Pfizer announced the Levoxyl recall (PDF) in a letter to healthcare professionals sent last week. The recall came following reports from pharmacists and patients of an uncharacteristic smell emanating from the bottles. The odor is believed to be caused by oxygen-absorbing canisters in 100-count and 1,000-count bottles.
According to the letter, there are not likely to be any health consequences associated with the recalled Levoxyl and patients are advised that they can continue to take the medication. The recall has been issued out of an abundance of caution and following consultations with the FDA, according to Pfizer.
Levoxyl is a prescription drug used for the treatment of hypothyroidism and as a preventative treatment for some types of goiter.
King Pharmaceuticals, LLC, a wholly-owned subsidiary of Pfizer, will likely not be able to return Levoxyl to the market until 2014, which could result in a shortage for the thyroid drug. However, there are generic levothyroxine sodium pills on the market.

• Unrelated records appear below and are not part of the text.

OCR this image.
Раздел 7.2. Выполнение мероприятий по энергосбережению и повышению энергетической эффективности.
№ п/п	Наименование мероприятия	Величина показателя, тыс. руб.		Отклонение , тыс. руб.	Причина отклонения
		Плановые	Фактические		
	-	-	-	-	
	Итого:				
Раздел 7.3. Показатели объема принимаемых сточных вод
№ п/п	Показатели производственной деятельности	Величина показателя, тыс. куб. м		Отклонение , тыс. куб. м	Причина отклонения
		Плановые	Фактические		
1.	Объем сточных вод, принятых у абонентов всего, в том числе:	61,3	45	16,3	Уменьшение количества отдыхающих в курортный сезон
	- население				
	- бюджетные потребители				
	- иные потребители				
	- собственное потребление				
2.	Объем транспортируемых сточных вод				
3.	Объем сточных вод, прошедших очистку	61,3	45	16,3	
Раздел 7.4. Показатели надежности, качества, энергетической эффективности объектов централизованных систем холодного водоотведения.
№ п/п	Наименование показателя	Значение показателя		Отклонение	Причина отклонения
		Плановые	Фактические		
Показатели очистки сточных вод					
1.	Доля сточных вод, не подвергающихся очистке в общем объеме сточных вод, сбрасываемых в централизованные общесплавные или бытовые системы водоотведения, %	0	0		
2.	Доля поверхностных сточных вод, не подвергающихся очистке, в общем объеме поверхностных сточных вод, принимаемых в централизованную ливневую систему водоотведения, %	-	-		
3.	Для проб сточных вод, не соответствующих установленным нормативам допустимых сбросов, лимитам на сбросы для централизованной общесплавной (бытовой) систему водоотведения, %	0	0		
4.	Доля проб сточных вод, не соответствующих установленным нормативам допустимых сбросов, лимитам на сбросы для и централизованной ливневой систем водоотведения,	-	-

The recall affects all strengths of Levoxyl (levothyroxine sodium) in 100-count and 1,000-count bottles distributed by King Pharmaceuticals. The recall is at the retail level, meaning it is being removed from pharmacies, but patients are not being asked to return their supplies.
Last year, Pfizer issued an Advil gel tab recall that affected more than 650,000 bottles. That recall was also due to a foul odor linked to a processing error.